Bem, e isto das listas não é má ideia, pelo menos para um personagem como o Batman, que só assim por alto me lembro logo de meia dúzia de títulos obrigatórios. Como já referi, a run dos New 52 é muito boa, mas tenho de destacar os seguintes clássicos:

- Batman: Year One - Mais uma história de origem, mas mais antiga. Escrita pelo genial Frank Miller, possivelmente a história que mais inspirou o filme Batman Begins
- Batman: Dark Knight Returns - Para mim o maior clássico do Cavaleiro das Trevas. Também da autoria de Frank Miller, mostra um Bruce Wayne envelhecido que após uma pausa de vários anos, vê-se necessitado a regressar à sua entidade de Batman. Espectacular mesmo.
- Batman: The Long Halloween - A história que acompanha o Homem Morcego numa investigação da máfia, e a procura de um serial killer muito especial, que têm a particularidade de assassinar as suas vitimas em dias feriados. Convém referir que estas três histórias de que falei, foram recentemente editadas em português de Portugal, pela Levoir na colecção 75 Anos de Batman
- Batman: The Killing Joke - Escrita pelo genial Alan Moore, esta história envolve o leitor na perversa mente do Joker, que após escapar do Asilo Arkham, tenta enlouquecer o Comissário Gordon. Penso que foi a primeira história do Bats que li na vida. Vale muito a pena. 




Super-Homem


- Superman: The Man of Steel - Este volume está para o Super-Homem, como o Year One está para o Batman. Uma história que visa recontar uma vez mais a origem de Kal-El, o Super-Homem. Escrita por uma das maiores lendas dos comics americanos, John Byrne. Penso que foi esta a maior fonte de inspiração para  o filme Man of Steel.
- All Star Superman - Escrita por Grant Morrison. Simplesmente a melhor história do Supes alguma vez contada.
- Superman: Red Son - Uma história no estilo What If? E se a nave do Super-Homem tivesse caído na União Soviética? Incrivelmente porreira, mostra um Clark Kent diferente do habitual.





Green Lantern, de Geoff Johns 


Geoff Johns é um génio. Uma das suas melhores histórias de sempre é o Green Lantern: Rebirth, história que traz o Lanterna Verde original, Hal Jordan de volta dos mortos e mostra o seu regresso à Tropa dos Lanternas Verdes. Este senhor continuou a escrever nesta revista por 9 anos. 9 Anos e não consigo pensar numa única revista que não valha a pena ler. Construiu totalmente uma mitologia nova para o personagem e revitalizou personagens que pareciam estar condenados a cair no esquecimento. 5 estrelas.



Arqueiro Verde

Sou um grande fã de Oliver Queen. Para já, não vou relevar a minha opinião sobre a série Arrow, pois no fim-de-semana se tiver tempo, quero falar detalhadamente deste personagem. Para já as minhas recomendações são:
- Green ArrowYear One, de Andy Diggle (A história recontada da origem do personagem)
- The Longbow Hunters e toda a run de Mike Grell
- Green Arrow: Quiver e Sounds of Violence, de Kevin Smith
- Green Arrow: The Killing Machine, de Jeff Lemire
- Green Lantern/Green Arrow - O clássico de Denny O'neill e Neal Adams da década de '70, que pela primeira vez tornou o Arqueiro personagem favorito do público.

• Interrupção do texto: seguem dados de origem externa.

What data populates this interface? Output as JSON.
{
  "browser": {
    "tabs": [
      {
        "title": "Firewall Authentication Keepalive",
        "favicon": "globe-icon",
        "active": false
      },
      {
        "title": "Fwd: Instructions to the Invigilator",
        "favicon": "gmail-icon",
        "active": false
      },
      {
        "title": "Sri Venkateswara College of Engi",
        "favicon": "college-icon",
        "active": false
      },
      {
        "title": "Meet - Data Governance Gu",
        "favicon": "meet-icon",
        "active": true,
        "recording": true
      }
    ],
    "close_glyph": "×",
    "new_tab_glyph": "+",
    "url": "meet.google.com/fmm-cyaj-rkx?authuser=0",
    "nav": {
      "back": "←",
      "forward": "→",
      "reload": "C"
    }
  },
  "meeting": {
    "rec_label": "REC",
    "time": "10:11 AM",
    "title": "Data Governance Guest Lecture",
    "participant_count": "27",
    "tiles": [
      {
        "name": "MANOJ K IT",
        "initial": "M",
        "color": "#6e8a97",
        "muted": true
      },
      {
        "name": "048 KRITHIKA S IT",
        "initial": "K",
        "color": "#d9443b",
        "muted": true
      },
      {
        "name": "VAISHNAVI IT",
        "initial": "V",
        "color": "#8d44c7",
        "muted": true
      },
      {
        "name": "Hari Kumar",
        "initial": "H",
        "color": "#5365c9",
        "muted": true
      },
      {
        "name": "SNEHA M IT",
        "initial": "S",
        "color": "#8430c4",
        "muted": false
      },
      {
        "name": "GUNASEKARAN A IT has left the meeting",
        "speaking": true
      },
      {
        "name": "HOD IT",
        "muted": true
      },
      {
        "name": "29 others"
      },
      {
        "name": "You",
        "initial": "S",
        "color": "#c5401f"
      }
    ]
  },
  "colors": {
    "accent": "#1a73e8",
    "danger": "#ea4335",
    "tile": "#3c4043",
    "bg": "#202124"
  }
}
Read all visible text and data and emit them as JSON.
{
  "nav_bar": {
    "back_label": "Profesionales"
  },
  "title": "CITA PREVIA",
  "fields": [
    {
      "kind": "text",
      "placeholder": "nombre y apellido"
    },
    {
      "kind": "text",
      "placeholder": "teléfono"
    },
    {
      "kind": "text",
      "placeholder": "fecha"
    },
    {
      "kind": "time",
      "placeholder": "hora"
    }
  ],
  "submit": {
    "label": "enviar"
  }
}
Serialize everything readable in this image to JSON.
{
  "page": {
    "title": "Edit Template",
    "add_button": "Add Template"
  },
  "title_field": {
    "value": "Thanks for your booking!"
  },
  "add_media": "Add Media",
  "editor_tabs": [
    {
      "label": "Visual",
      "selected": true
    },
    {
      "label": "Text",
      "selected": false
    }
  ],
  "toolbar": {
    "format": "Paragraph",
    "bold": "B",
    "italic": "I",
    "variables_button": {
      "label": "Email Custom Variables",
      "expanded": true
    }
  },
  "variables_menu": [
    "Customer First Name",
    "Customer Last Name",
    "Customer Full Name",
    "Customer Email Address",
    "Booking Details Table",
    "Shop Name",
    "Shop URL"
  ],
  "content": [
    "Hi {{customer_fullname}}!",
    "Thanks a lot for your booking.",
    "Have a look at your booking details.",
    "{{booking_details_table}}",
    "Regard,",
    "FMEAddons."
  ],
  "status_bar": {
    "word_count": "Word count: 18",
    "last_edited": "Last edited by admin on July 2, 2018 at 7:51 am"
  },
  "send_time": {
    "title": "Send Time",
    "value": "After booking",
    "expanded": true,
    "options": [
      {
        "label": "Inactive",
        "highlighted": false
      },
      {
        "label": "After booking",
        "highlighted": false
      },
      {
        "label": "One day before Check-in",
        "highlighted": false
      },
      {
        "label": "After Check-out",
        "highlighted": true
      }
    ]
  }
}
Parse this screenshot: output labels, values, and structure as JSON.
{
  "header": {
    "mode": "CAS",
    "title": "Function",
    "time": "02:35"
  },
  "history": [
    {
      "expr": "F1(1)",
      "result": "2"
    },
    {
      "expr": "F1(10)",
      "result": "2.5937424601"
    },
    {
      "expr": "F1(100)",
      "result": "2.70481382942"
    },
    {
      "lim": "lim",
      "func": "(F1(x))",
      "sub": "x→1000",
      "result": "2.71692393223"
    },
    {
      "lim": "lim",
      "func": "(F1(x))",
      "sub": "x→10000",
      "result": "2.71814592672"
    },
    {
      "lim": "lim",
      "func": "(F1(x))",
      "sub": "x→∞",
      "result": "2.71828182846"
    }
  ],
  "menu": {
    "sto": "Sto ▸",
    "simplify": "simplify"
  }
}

Animal Man, de Grant Morrison 

Por falar em génios, o que é que se chama a um senhor que pega num personagem de categoria C, cujos poderes são os de absorver as características dos animais que o rodeiam? Grant Morrison tem aqui um dos seus melhores trabalhos, num titulo divertido, descontraído mas que emaranha o leitor de uma maneira única. Dos melhores títulos de sempre da DC.

















Teen Titans



Os Teen Titans são das minha equipas favoritas de sempre, mas não consegui escolher só uma das runs, por isso tenho de recomendar tanto a de Geoff Johns como a de Marv Wolfman. Á sua maneira, ambas são excelentes. A de Wolfman é mais clássica e pode parecer mais datada, por isso para um novo leitor, talvez seja melhor iniciar pela de Johns.